In justifying Khalid Sheikh Mohammed's civilian trial, the Obama administration is fond of citing a seemingly slam-dunk factoid: 300 other terrorists are currently sitting in federal prisons after being tried in civilian court.
One problem: that number seems to have come out of nowhere.
“The Obama administration has repeatedly failed to substantiate this figure even though they are using it to justify their decision to treat the world’s worst terrorists like ordinary criminals," said Stephen Miller, spokesman for Sen. Jeff Sessions, the ranking member on the Senate Judiciary Committee. "Despite numerous requests, information about how this number was calculated has still not been provided to Senator Sessions or his colleagues on the Judiciary Committee."
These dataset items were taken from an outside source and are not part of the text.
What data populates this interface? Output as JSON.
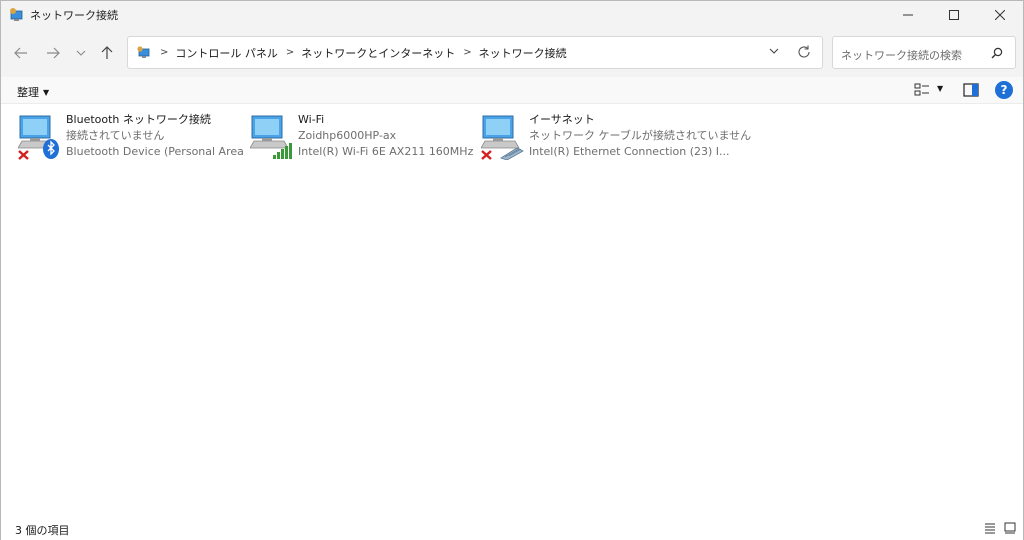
{
  "window": {
    "title": "ネットワーク接続",
    "controls": [
      "minimize",
      "maximize",
      "close"
    ]
  },
  "address_bar": {
    "breadcrumbs": [
      "コントロール パネル",
      "ネットワークとインターネット",
      "ネットワーク接続"
    ]
  },
  "search": {
    "placeholder": "ネットワーク接続の検索"
  },
  "toolbar": {
    "organize_label": "整理"
  },
  "connections": [
    {
      "name": "Bluetooth ネットワーク接続",
      "status": "接続されていません",
      "device": "Bluetooth Device (Personal Area ...",
      "state": "disconnected",
      "badge_icon": "bluetooth-icon"
    },
    {
      "name": "Wi-Fi",
      "status": "Zoidhp6000HP-ax",
      "device": "Intel(R) Wi-Fi 6E AX211 160MHz",
      "state": "connected",
      "badge_icon": "wifi-signal-icon"
    },
    {
      "name": "イーサネット",
      "status": "ネットワーク ケーブルが接続されていません",
      "device": "Intel(R) Ethernet Connection (23) I...",
      "state": "disconnected",
      "badge_icon": "ethernet-cable-icon"
    }
  ],
  "statusbar": {
    "item_count": "3 個の項目"
  },
  "colors": {
    "accent": "#1e6fd6",
    "error": "#d42020",
    "signal": "#3a9a3a"
  }
}
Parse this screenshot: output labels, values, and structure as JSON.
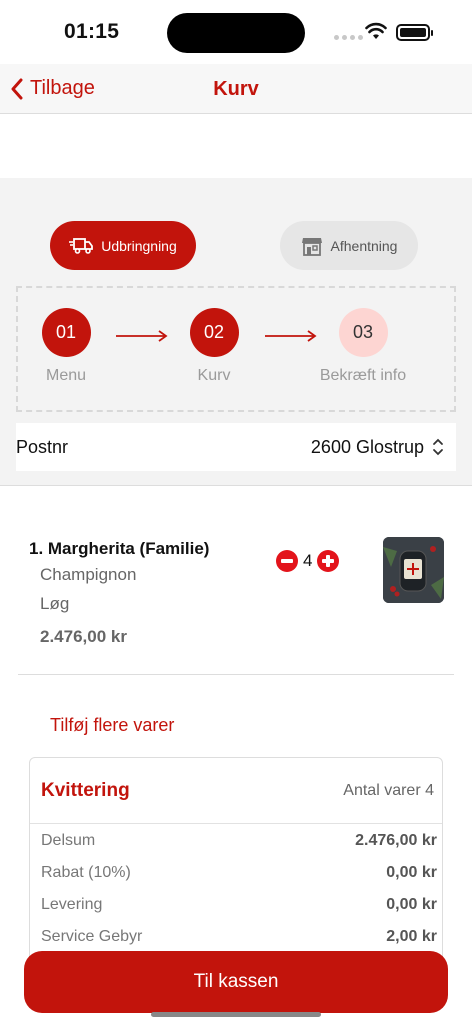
{
  "status": {
    "time": "01:15"
  },
  "nav": {
    "back_label": "Tilbage",
    "title": "Kurv"
  },
  "order_mode": {
    "delivery_label": "Udbringning",
    "pickup_label": "Afhentning",
    "selected": "delivery"
  },
  "steps": [
    {
      "number": "01",
      "label": "Menu",
      "state": "active"
    },
    {
      "number": "02",
      "label": "Kurv",
      "state": "active"
    },
    {
      "number": "03",
      "label": "Bekræft info",
      "state": "pending"
    }
  ],
  "postnr": {
    "label": "Postnr",
    "value": "2600 Glostrup"
  },
  "cart_item": {
    "name": "1. Margherita (Familie)",
    "options": [
      "Champignon",
      "Løg"
    ],
    "price": "2.476,00 kr",
    "quantity": "4"
  },
  "add_more_label": "Tilføj flere varer",
  "receipt": {
    "title": "Kvittering",
    "count_label": "Antal varer 4",
    "rows": [
      {
        "label": "Delsum",
        "value": "2.476,00 kr"
      },
      {
        "label": "Rabat (10%)",
        "value": "0,00 kr"
      },
      {
        "label": "Levering",
        "value": "0,00 kr"
      },
      {
        "label": "Service Gebyr",
        "value": "2,00 kr"
      }
    ]
  },
  "checkout_label": "Til kassen",
  "colors": {
    "brand_red": "#c2140c",
    "pending_step": "#fdd5d2",
    "qty_button": "#e3141b"
  }
}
Indeed, Sessions and his colleague Sen. Jon Kyl, the Minority Whip, have pressed Attorney General Eric Holder and others about the alleged 300 prisoners in civilian custody at least five separate times, starting in May of 2009. Since then, Obama has flip-flopped, saying that only 190 are currently in custody. At other times, Holder has promised to get the names to Sessions and Kyl immediately.
Names have never been provided.
The issue at hand is not whether the names should actually be released to the public. That could violate national security protocol; the names of Guantanamo Bay prisoners weren't released publicly until the Associated Press demanded the information by launching a Freedom of Information Act request.
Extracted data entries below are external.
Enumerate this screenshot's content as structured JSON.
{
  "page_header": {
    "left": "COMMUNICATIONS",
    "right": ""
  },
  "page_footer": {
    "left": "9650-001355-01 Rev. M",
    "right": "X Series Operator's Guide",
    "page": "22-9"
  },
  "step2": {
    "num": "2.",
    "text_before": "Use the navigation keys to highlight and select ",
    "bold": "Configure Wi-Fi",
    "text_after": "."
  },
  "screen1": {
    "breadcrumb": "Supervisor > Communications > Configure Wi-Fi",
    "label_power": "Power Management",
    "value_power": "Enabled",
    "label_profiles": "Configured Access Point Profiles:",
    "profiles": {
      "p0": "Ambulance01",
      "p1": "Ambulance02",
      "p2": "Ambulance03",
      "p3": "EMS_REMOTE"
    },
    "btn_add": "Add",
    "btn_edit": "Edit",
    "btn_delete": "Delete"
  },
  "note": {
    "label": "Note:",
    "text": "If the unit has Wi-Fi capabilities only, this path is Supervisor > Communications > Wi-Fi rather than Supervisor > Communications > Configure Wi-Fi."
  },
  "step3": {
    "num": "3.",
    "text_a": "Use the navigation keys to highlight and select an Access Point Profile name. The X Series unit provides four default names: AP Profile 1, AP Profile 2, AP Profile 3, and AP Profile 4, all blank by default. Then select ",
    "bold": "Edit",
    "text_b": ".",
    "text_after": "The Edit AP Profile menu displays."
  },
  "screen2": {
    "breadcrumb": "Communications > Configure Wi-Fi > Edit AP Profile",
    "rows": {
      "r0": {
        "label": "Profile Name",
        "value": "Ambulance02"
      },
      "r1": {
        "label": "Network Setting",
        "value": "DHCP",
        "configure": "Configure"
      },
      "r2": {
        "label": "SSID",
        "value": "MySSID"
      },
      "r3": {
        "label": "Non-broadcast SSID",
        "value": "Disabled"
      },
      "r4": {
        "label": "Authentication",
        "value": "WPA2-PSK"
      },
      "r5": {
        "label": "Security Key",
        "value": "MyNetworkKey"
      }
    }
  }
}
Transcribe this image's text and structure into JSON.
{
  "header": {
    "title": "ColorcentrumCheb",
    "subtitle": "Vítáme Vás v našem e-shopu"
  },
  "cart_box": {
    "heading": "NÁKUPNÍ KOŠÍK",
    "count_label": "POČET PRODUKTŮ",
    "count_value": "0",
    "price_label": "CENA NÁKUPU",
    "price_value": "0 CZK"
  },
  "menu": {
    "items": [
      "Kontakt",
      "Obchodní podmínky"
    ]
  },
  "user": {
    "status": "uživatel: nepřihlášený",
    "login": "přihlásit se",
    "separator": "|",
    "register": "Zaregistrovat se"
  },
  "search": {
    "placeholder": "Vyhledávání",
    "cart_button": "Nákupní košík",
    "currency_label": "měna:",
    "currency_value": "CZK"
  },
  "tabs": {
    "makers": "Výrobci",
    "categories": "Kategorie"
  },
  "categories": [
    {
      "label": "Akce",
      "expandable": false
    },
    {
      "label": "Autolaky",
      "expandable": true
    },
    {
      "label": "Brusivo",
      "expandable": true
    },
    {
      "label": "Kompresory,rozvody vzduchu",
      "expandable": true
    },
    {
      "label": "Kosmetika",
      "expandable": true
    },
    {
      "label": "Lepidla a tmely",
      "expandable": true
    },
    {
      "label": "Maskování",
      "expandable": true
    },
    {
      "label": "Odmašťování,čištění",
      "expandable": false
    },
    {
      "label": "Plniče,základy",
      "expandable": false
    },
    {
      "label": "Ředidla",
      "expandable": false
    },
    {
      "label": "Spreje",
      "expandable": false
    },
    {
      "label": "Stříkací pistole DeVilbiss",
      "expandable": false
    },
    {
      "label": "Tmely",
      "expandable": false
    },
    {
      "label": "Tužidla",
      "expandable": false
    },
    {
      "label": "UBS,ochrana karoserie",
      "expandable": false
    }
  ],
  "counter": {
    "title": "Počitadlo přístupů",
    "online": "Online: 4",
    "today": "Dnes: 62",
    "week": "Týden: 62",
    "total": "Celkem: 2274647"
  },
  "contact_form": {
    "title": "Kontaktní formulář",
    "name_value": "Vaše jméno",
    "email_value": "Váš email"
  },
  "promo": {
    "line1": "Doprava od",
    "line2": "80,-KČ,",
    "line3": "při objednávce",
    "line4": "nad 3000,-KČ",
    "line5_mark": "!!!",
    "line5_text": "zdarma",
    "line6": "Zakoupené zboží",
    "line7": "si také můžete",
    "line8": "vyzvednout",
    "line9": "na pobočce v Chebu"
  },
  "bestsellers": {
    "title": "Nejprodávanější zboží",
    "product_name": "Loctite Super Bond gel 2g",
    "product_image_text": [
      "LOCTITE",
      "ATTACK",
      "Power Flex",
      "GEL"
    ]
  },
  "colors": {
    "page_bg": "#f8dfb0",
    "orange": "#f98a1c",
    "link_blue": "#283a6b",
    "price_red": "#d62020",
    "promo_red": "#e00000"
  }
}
But there's nothing preventing Holder from releasing the names to top Congressional leaders who regularly deal with top-secret national security information — especially Republican leaders, who have been most critical of Holder's evasiveness. At least then, Obama's assertion that "300 prisoners" like KSM have been tried in civilian court could be verified.
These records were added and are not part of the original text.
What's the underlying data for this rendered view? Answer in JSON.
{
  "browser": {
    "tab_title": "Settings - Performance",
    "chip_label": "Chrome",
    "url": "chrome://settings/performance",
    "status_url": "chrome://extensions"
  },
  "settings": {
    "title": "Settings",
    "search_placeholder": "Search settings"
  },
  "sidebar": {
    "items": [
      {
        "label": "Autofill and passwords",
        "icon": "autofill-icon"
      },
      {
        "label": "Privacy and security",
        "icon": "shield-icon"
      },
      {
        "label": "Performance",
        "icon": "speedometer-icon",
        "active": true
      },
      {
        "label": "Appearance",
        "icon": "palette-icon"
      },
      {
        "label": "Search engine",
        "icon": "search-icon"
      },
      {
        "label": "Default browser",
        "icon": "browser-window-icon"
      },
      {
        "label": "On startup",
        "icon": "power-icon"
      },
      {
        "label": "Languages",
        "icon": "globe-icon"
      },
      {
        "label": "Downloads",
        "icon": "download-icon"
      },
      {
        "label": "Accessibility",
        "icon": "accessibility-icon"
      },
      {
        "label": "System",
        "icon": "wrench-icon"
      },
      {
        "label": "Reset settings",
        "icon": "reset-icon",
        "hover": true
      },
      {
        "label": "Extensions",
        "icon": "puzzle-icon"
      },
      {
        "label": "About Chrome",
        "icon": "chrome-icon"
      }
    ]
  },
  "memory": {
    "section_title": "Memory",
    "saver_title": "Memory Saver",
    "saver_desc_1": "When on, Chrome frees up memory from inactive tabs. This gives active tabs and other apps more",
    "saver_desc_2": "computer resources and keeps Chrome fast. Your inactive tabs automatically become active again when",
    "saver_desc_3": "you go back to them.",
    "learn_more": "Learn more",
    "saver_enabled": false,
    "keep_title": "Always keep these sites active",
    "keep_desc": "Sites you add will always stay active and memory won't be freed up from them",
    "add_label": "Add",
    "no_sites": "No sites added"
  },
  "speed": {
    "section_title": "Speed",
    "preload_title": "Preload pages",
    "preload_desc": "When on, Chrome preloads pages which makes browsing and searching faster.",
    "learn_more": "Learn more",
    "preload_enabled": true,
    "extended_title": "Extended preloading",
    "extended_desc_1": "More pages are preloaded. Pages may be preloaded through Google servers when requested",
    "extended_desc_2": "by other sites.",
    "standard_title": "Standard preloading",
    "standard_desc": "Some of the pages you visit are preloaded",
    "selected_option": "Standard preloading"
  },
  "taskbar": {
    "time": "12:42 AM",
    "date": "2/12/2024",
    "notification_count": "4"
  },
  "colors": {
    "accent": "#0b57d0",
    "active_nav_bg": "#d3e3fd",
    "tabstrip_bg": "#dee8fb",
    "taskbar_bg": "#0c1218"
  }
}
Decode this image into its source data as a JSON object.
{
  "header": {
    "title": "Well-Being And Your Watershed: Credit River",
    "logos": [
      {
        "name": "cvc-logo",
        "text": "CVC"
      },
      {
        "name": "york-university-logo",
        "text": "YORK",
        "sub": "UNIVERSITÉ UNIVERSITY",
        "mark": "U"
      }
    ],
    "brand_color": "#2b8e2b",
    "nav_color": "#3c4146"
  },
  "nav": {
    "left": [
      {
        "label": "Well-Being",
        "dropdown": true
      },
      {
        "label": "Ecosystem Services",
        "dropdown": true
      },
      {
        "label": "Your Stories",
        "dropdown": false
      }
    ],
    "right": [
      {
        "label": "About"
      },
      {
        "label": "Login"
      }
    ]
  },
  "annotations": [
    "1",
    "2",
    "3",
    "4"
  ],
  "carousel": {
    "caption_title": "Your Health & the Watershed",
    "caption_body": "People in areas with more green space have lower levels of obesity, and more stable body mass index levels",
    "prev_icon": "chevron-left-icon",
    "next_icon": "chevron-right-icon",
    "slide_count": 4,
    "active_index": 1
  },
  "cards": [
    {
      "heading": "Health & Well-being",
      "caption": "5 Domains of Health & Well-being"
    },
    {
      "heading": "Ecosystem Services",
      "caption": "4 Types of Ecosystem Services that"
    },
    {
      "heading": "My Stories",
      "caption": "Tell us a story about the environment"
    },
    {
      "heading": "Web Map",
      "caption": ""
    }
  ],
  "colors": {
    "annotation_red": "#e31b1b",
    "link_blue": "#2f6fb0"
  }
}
Ryan Patmintra, a spokesman for Sen. Jon Kyl, (R-Ariz.), says the fact that the names have been withheld is downright fishy.
"Why is the Administration so reluctant to provide us with that information? Perhaps because it knows, as we've suspected all along, that the vast majority of these 300 individuals cannot credibly be compared to hardened terrorists like KSM and Abdulmutallab," said Patmintra.